Use deployment markers for distributed tracing
Deployment markers are time-based visual indicators of events in a deployed application. It is recommended to use deployment markers to associate the implications of code change events for efficient visualization of performance metrics and identification of optimizing opportunities. Deployment markers also help implement aggregated logs and component catalogs that act as centralized resources for distributed teams to monitor cluster health and trace root causes.
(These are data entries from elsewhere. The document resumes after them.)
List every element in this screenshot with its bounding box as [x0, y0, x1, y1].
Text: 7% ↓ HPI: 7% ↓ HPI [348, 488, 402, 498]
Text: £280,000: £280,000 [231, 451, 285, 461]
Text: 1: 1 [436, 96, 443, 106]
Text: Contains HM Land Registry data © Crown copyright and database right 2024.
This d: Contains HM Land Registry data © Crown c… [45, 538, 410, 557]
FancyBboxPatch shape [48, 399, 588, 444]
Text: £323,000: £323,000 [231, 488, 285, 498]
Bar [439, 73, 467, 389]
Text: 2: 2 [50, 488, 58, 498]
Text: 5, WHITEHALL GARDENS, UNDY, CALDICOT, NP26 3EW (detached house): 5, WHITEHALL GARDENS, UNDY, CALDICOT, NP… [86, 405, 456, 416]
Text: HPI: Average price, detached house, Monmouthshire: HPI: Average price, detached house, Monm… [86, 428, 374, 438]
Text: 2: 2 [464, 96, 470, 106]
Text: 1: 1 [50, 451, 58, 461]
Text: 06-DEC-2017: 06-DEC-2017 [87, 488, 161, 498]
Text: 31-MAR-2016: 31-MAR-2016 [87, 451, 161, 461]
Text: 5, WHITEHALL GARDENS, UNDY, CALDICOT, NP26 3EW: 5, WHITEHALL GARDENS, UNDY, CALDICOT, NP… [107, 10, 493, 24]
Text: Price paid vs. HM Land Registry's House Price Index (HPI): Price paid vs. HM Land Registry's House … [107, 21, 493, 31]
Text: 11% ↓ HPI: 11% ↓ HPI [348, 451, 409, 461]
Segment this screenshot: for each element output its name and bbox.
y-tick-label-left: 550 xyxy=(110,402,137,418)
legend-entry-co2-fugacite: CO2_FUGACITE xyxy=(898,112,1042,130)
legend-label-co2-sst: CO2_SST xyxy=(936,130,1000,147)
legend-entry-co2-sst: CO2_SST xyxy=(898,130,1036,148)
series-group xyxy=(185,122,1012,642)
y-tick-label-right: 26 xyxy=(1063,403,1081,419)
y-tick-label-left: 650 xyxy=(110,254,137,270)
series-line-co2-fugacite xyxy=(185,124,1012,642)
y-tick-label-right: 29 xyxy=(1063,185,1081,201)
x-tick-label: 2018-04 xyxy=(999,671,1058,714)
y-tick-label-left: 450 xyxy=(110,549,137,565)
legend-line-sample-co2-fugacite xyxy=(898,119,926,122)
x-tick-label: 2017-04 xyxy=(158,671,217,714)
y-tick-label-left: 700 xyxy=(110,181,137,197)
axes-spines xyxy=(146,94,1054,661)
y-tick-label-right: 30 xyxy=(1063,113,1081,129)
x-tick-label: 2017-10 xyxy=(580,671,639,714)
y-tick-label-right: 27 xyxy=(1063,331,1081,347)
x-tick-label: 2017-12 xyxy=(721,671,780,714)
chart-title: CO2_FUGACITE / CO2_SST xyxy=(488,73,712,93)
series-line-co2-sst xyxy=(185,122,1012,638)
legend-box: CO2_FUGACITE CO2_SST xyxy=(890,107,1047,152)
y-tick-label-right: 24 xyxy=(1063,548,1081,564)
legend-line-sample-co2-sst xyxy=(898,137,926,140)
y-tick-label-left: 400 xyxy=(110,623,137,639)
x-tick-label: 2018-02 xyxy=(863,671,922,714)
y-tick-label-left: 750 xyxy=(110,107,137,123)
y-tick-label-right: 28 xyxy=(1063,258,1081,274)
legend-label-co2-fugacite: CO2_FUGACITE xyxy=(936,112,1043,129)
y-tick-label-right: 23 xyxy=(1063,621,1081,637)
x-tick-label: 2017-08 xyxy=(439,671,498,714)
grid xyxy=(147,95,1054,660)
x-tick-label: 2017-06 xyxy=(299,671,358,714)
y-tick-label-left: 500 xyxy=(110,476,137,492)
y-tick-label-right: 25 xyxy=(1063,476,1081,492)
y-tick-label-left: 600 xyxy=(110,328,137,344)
Implement dynamic sampling
Because distributed systems produce large amounts of observable data, the collection and retention of all that data often lead to system degradation, tedious analysis, and cost inflation. To avoid this, it is recommended to curate the observability data being collected on a set frequency. Curating time-based, sampled data of traces, logs, and metrics helps optimize resource usage while augmenting observability through pattern discovery.
Set up alerts only for critical events
To avoid alert overload and ensure that only meaningful alerts are addressed by site reliability engineers, it is recommended to calibrate alert thresholds that accurately flag system-state events. A severity-based alerting mechanism helps distinguish critical, error, and warning alerts based on conditional factors, subsequently allowing developers and security professionals to prioritize the remediation of flaws.
Integrate alerts and metrics with automated incident response platforms
Integrating alerts with automated incident response systems is a key DevOps practice that can help improve the efficiency of your organization’s response to critical incidents. By automating the process of routing and responding to alerts, you can help ensure that critical incidents are handled in a timely and efficient manner while keeping all stakeholders updated.
Automated incident response systems, such as Squadcast, can help streamline your organization’s overall response to critical incidents. The platform adds context to alerts and metrics through payload analysis and event tagging. The approach not only helps eliminate alert overload but also expedites remediation and shortens MTTR by leveraging executable runbooks. Squadcast also helps track all configured SLOs to identify service-level breaches and capture post-mortem notes to help avoid recurring problems in the future.
Observability extends continuous monitoring by enriching performance data, visualizing it, and providing actionable insights to help solve reliability issues. Beyond monitoring application health, o11y mechanisms measure how users interact with the software, tracking changes made to the system and the impacts of such changes, thereby enabling developers to fine-tune the system for ease of use, availability, and security.
Observing modern applications requires a novel approach that relies on deeper analysis and aggregation of a constant stream of data from distributed services. While it is important to inspect the key indicators, it is equally important to adopt the right practices and efficient tools that support o11y to collectively identify what is happening within a system, including its state, behavior, and interactions with other components.